On men’s health website forhims.co.uk, medical advisor Dr Mike Bohn explains: ‘Masturbating can be a safe and fun solo sexual experience.
‘Unfortunately, if you’re holding on a little too tight, your discrete solo session can have some unintended negative consequences.
‘Death grip syndrome is a nonscientific name to describe the consequences of masturbating with too tight of a grip on yourself.
‘Guys who squeeze too hard or masturbate with a tight grip might wonder what kind of damage they’re doing.

Men on social media forum who self-identify as having the problem complain that regular sexual intercourse ‘doesn’t feel good anymore’
‘Are they at risk of injuring themselves, desensitizing their penises or even causing nerve damage? It’s not outside the realm of possibility.’
At present, aside from anecdotes, there is little scientific proof that overly-tight gripping during masturbation triggers any physical changes in the penis.
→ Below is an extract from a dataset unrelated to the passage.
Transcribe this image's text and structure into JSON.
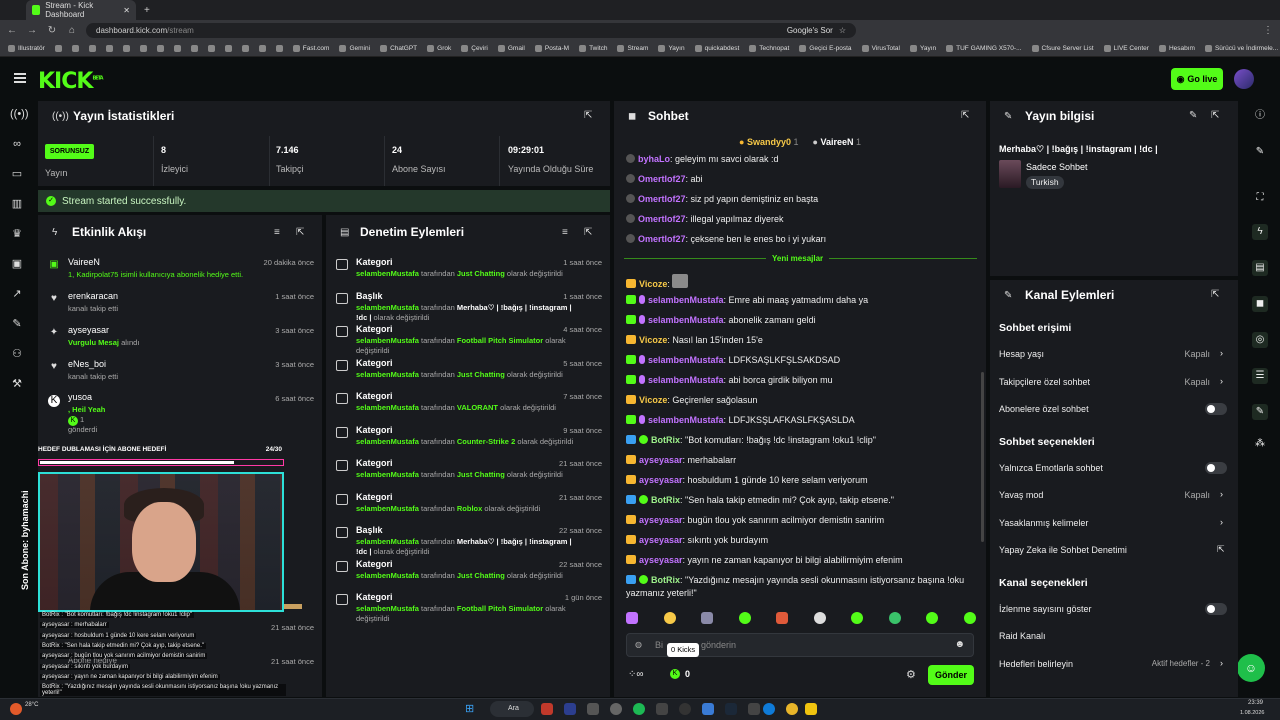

However speaking to metro.co.uk Dr Lawrence Cunningham, a retired GP and writer at UK Care Guide, said: ‘The persistent use of a tight grip can condition the nerves and tissues to respond only to this specific form of stimulation.
‘This can make it challenging to experience pleasure and achieve orgasm through more typical forms of sexual activity.’
There is some evidence of this—in a 2016 study, published in the journal Fertility and Sterility, suggested ‘penile hyperstimulation’ may be one cause of ‘delayed orgasm and anorgasmia’.
So what can be done? Reddit is awash with users offering their own tips, which often include the use of male sex toys that work in place of the hand during masturbation.
Dr Cunningham said: ‘I believe I’ve seen a number of men who experience these issues. It’s common enough that professionals encounter it regularly, but many men may not realise it’s the root of their difficulties.’
He suggests the situation is reversible and that men change their masturbation habits ‘using a gentler touch and exploring different types of stimulation’.
Dr Cunningham adds: ‘Incorporating more mindful and varied sexual practices [with a partner] can also help.
‘In some cases, professional counselling or can provide additional support and strategies to regain sensitivity and sexual satisfaction.’
American sex columnist Dan Savage, who is often credited with coining the term death grip syndrome, is more blunt in his advice to readers of his newsletter, Savage Love.
Responding to one man who is suffering the problem he writes: ‘You’ll have to swear off the death grip forever if you want your d*** to respond to more subtle sensations.
‘When you j*** off, use a light touch and let it take as long as necessary—and it may take a while.’
He also cations him not to ‘take matters into your own hands’ during intercourse if he is unable to climax.
‘If you don’t c***, well, tough s***. To avoid giving the women you’re with complexes, warn them in advance that you’re trying to retrain your d***.
‘While this approach may be frustrating in the short run, in the long run only this approach—a light touch, a firm resolve, and consistent denial—will kick your d***’s dormant nerve endings into gear.’